New forms of communication that are based on the many-to-many style of distribution (rather than the top down, one-to-many style) are making conversations possible now that either didn’t exist or were very unlikely in the past. And, as anyone knows who has read any the literature on the mystification of medical (and scientific) knowledge, that’s a pretty dramatic shift.
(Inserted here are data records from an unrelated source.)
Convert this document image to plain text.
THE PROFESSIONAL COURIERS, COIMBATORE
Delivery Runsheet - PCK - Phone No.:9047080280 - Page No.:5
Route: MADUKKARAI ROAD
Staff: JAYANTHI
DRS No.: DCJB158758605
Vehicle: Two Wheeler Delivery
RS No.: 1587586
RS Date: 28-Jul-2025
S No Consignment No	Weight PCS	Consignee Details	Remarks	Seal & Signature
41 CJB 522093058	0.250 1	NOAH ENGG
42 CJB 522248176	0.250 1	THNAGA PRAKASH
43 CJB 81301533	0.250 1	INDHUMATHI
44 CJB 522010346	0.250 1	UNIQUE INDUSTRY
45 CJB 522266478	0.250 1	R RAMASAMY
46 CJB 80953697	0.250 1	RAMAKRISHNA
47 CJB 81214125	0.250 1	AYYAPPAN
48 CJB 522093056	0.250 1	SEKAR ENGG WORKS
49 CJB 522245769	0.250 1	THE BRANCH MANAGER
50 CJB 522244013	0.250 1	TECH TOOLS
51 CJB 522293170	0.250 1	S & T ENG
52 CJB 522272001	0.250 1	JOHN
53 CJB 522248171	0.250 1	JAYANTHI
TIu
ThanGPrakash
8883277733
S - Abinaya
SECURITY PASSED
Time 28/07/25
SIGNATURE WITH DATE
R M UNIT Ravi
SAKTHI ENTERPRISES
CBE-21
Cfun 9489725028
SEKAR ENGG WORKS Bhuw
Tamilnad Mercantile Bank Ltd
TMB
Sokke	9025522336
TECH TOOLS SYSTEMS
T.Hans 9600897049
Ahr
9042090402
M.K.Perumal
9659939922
Here’s a breakdown of free vs. paid apps in Apple’s App Store:
The thing that catches my eye: that the “Education” category has the highest proportion of paid apps. You might think—if you had no experience with the educational publishing industry in our country—that educational applications might be made freely available more frequently than games, financial or photography programs, just to name a few. Sadly, anyone that’s had to pay tuition and/or buy publications like textbooks, journals or (ahem…) magazines from educational institutions know that’s not the case: the educational publishing industry somehow manages to rip-off everyone in an age where content is becoming cheaper and cheaper in every other sector, and where you would think the primary creators and consumers of the content (educators and students) would be the most willing to freely share their knowledge. To be honest, I can imagine a bunch of explanations, but I’m not entirely sure why this is the case. This is just one more example of the trend though.
Tim O’Reilly saying interesting things about Twitter:
In many ways, Twitter is a re-incarnation of the old Unix philosophy of simple, cooperating tools. The essence of Twitter is its constraints, the things it doesn’t do, and the way that its core services aren’t bound to a particular interface.
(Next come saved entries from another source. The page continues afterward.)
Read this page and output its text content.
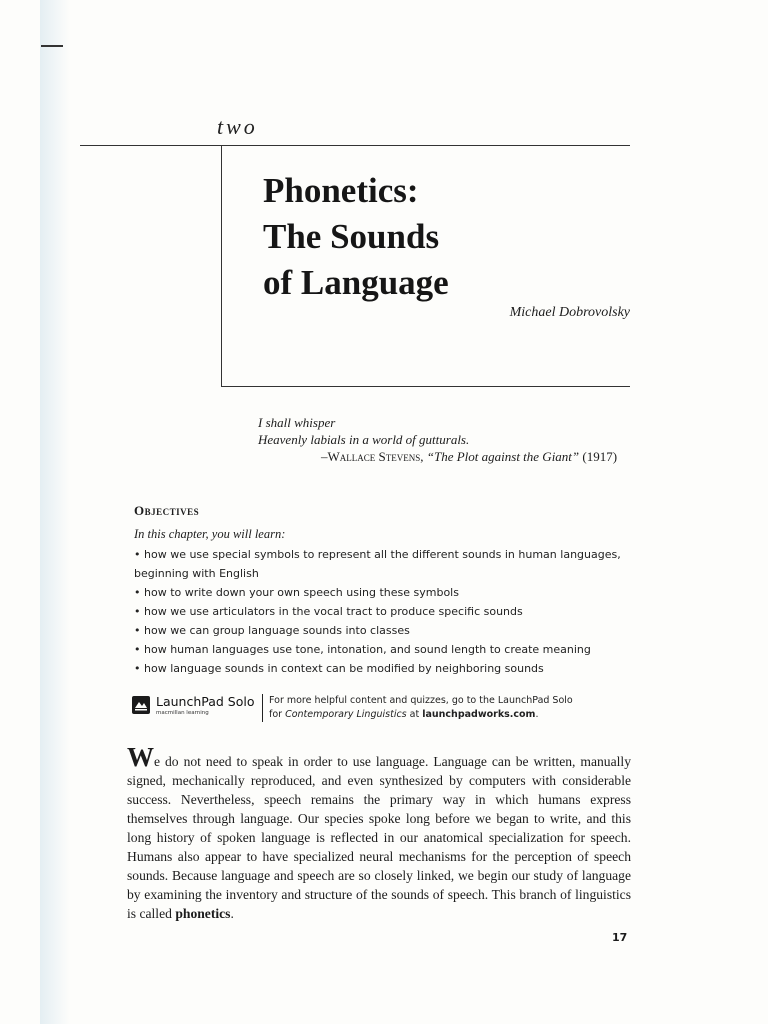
two
Phonetics:
The Sounds
of Language
Michael Dobrovolsky
I shall whisper
Heavenly labials in a world of gutturals.
–Wallace Stevens, “The Plot against the Giant” (1917)
Objectives
In this chapter, you will learn:
• how we use special symbols to represent all the different sounds in human languages,
beginning with English
• how to write down your own speech using these symbols
• how we use articulators in the vocal tract to produce specific sounds
• how we can group language sounds into classes
• how human languages use tone, intonation, and sound length to create meaning
• how language sounds in context can be modified by neighboring sounds
LaunchPad Solo
macmillan learning
For more helpful content and quizzes, go to the LaunchPad Solo
for Contemporary Linguistics at launchpadworks.com.

We do not need to speak in order to use language. Language can be written, manually signed, mechanically reproduced, and even synthesized by computers with considerable success. Nevertheless, speech remains the primary way in which humans express themselves through language. Our species spoke long before we began to write, and this long history of spoken language is reflected in our anatomical specialization for speech. Humans also appear to have specialized neural mechanisms for the perception of speech sounds. Because language and speech are so closely linked, we begin our study of language by examining the inventory and structure of the sounds of speech. This branch of linguistics is called phonetics.

17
It strikes me that many of the programs that become enduring platforms have these same characteristics. Few people use the old TCP/IP-based applications like telnet and ftp any more, but TCP/IP itself is ubiquitous. No one uses the mail program any more, but all of us still use email. No one uses Tim Berners-Lee’s original web server and browser any more. Both were superseded by independent programs that used his core innovations: http and html.
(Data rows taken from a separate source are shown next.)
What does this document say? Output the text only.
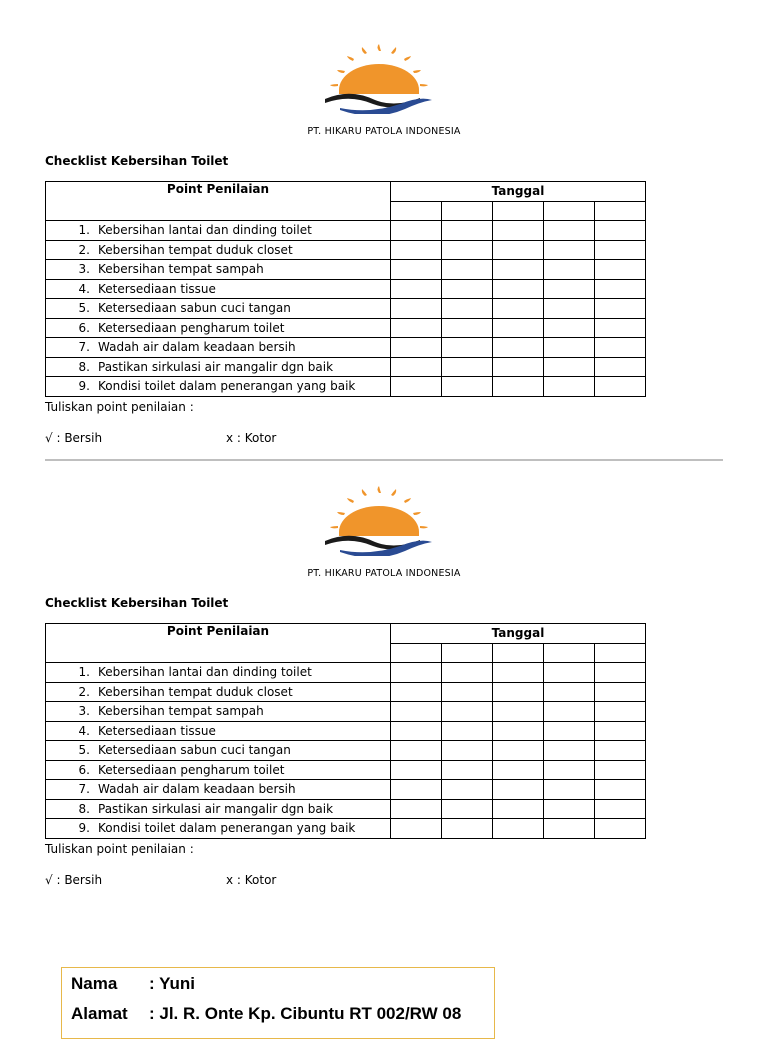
PT. HIKARU PATOLA INDONESIA
Checklist Kebersihan Toilet
Point Penilaian	Tanggal				

1. Kebersihan lantai dan dinding toilet					
2. Kebersihan tempat duduk closet					
3. Kebersihan tempat sampah					
4. Ketersediaan tissue					
5. Ketersediaan sabun cuci tangan					
6. Ketersediaan pengharum toilet					
7. Wadah air dalam keadaan bersih					
8. Pastikan sirkulasi air mangalir dgn baik					
9. Kondisi toilet dalam penerangan yang baik					
Tuliskan point penilaian :
√ : Bersih	x : Kotor
PT. HIKARU PATOLA INDONESIA
Checklist Kebersihan Toilet
Point Penilaian	Tanggal				

1. Kebersihan lantai dan dinding toilet					
2. Kebersihan tempat duduk closet					
3. Kebersihan tempat sampah					
4. Ketersediaan tissue					
5. Ketersediaan sabun cuci tangan					
6. Ketersediaan pengharum toilet					
7. Wadah air dalam keadaan bersih					
8. Pastikan sirkulasi air mangalir dgn baik					
9. Kondisi toilet dalam penerangan yang baik					
Tuliskan point penilaian :
√ : Bersih	x : Kotor
Nama : Yuni
Alamat : Jl. R. Onte Kp. Cibuntu RT 002/RW 08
What’s different, of course, is that Twitter isn’t just a protocol. It’s also a database. And that’s the old secret of Web 2.0, Data is the Intel Inside. That means that they can let go of controlling the interface. The more other people build on Twitter, the better their position becomes.
O’Reilly also talks about how a large number of Twitter users use Twitter to update their Facebook status, which is exactly what I do. In fact, if you just look at my Facebook page, it looks like I’m fairly active on Facebook, until you realize that almost every thing in my profile is pulled into Facebook from other services like Twitter or this blog (via Wordbook). Thanks to the demise of Scrabulous, I pretty much only go to Facebook any more to approve friend requests and respond to people who comment on my Twitter status inside of Facebook instead of in Twitter.
I’m not sure what a Facebook that tried to untie its data from its interface like O’Reilly recommends would look like though. But an even more interesting thought experiment is this: what about a Facebook-like social networking system that works like laconi.ca, a Twitter-like piece of software where the data itself is decentralized on individual instances of the software but where the social networking & communication can occur across each instance. This gets around both the centralization of interface, but also the centralization of data, which is really a much bigger problem!